All projects
2026 · Coursework + extension · 1 min read
Document QA Assistant
Retrieval-augmented question answering over a document corpus. Embedding store, retriever, generator, and an evaluation harness. Foundation for the security-flavoured RAG project.
- Python
- Transformers
- Vector search
- RAG
What it does
Answers natural-language questions against a static document corpus by retrieving the most relevant passages and grounding the model's answer in those passages.
Pipeline
- Ingest: chunk documents into ~500-token windows with overlap.
- Embed: encode with a sentence-transformer model.
- Retrieve: cosine top-k against the query embedding.
- Generate: prompt the LLM with question + retrieved passages, ask for an answer with explicit source citations.
- Evaluate: hand-graded answers against a held-out question set, plus automatic metrics (faithfulness, answer relevance).
Why I'm extending it
The Phase-2 plan turns this into a public-facing Security Copilot RAG — the same architecture, but the corpus becomes CVE feeds and a target codebase, and the eval harness becomes the centrepiece.

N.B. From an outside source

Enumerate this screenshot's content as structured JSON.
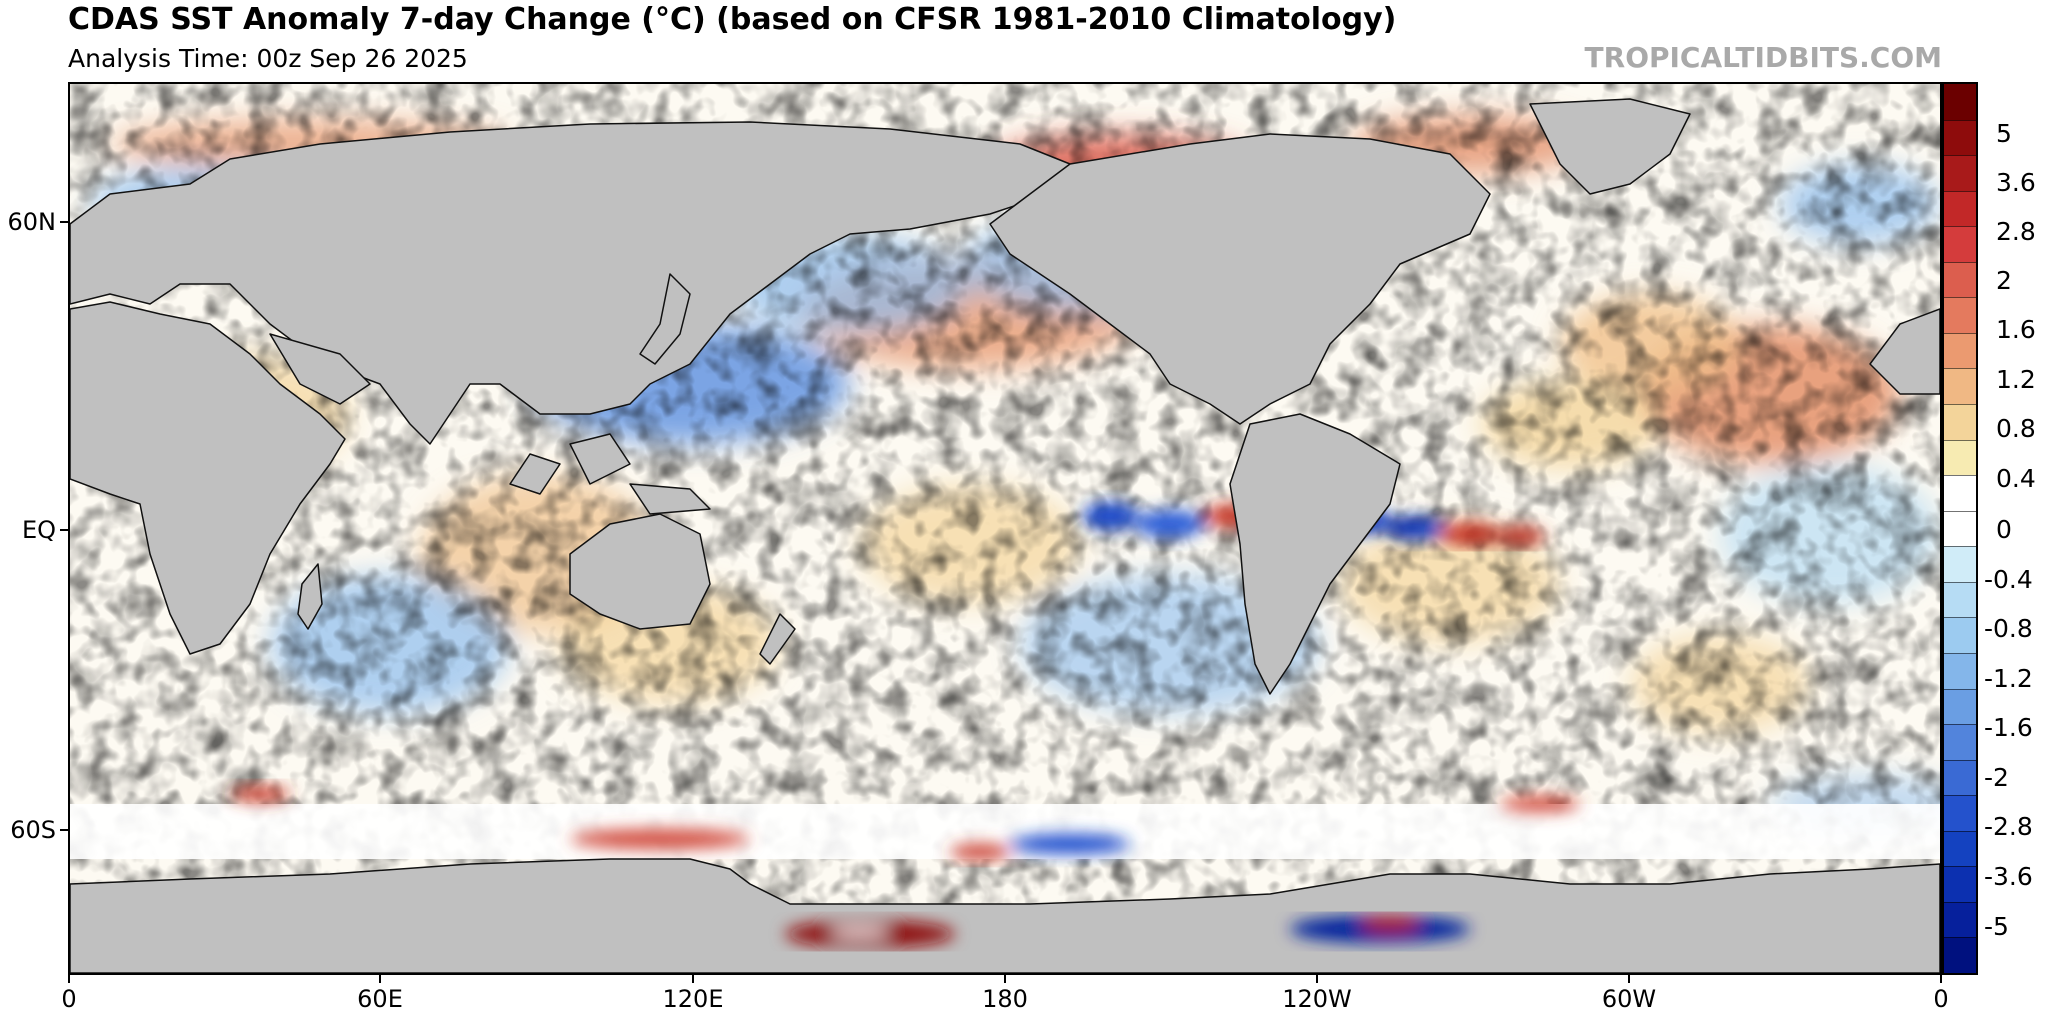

Most RAG demos online skip evaluation; that's exactly where the interesting engineering lives.
Lessons so far
- Chunk boundaries matter more than chunk size. Overlap helps.
- Cosine similarity is fine until it isn't; switching to a small reranker on the top-50 made a measurable jump in answer quality.
- An evaluation harness you actually run is worth ten you talk about.